Escolas de Autoria promovem protagonismo juvenil e formação humana no ambiente escolar

Foto: Saul Schramm

Em 2020 a rede estadual de ensino de Mato Grosso do Sul terá aumento de 55% na oferta de ensino de tempo integral. A ampliação do Programa Escola de Autoria representa muito mais que o número de vagas, mas também a expansão de um método de ensino que envolve toda a comunidade escolar e tem apresentado resultados que impactam na sociedade de forma positiva.

Jovens entusiasmados, índices de aprovação em alta, taxas de reprovação e abandono em queda, famílias envolvidas no processo de aprendizagem. Tudo isso é resultado do ensino público de tempo integral, que promove a educação pela pesquisa, desenvolve o protagonismo dos estudantes com a participação de toda a comunidade escolar, e prepara jovens para o futuro.

Com capacidade para 430 alunos, a Escola Estadual Emygdio Campos Vidal foi uma das primeiras escolas da Capital a implantar a proposta de ensino. Segundo a diretora Fernanda Alves Bucalom Serafim, os resultados são em diversas áreas. “Hoje a nossa escola está entre as 10 com maior IDEB do Estado. Ao termino de 2017 para 2018, 60% dos nossos alunos entraram nas universidades federais. Mas 96% entraram em alguma universidade.
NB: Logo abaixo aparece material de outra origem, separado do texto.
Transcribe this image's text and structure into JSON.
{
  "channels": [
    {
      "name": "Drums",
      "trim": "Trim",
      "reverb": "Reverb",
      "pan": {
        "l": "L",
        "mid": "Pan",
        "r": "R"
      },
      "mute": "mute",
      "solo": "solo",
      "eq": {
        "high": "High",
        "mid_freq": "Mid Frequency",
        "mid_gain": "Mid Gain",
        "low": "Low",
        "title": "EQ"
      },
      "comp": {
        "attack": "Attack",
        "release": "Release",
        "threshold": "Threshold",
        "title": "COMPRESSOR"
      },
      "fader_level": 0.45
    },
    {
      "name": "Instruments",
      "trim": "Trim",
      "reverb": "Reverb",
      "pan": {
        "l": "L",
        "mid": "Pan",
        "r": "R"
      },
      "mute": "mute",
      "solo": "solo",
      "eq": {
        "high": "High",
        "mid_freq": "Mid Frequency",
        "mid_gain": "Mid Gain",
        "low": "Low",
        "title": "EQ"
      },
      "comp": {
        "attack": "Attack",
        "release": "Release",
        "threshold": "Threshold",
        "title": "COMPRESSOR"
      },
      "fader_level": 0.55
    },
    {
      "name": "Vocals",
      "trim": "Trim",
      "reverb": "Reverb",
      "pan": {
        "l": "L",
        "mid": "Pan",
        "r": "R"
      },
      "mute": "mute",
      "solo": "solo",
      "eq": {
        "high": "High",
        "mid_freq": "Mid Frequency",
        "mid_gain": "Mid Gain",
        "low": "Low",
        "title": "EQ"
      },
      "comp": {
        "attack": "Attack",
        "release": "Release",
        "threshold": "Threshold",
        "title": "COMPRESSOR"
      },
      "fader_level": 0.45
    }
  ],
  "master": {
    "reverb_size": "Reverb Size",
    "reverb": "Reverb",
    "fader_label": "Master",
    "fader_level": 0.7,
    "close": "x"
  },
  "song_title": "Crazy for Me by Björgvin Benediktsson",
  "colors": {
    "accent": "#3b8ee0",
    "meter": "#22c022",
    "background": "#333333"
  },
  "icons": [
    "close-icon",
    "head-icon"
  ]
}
Então a gente visualiza que independentemente do projeto de vida dele [aluno], do sonho que ele tem, nós estamos conseguindo fazer com que eles alcancem os seus objetivos”, destaca.

Na Escola Estadual Severino Ramos de Queiroz, a estudante de 16 anos Fátima Maria Alves Lino destaca as vantagens do ensino integral. “É uma escola onde proporciona aos alunos desenvolver o seu projeto de vida. Isso instiga o aluno a pensar realmente o que quer, a explorar os professores e toda a escola para planejar o seu futuro”. A mãe Ivanilda conta que a filha sempre estudou em boas escolas públicas, e que a escola de autoria veio para potencializar a qualidade do ensino. “Eu vejo que aumenta a visão de mundo, dá independência e direcionamento”.

O aumento das vagas no ensino de tempo integral nos últimos anos contribui, inclusive, para a melhoria de índices gerais da rede estadual de ensino. Os números de aprovação, por exemplo, aumentaram cerca de 7% em quatro anos, o que representa em torno de 16,1 mil alunos no universo dos 230 mil. Enquanto isso, a taxa de reprovação e abandono, que era de 24,59% em 2015, passou a ser de 13,15% em 2019.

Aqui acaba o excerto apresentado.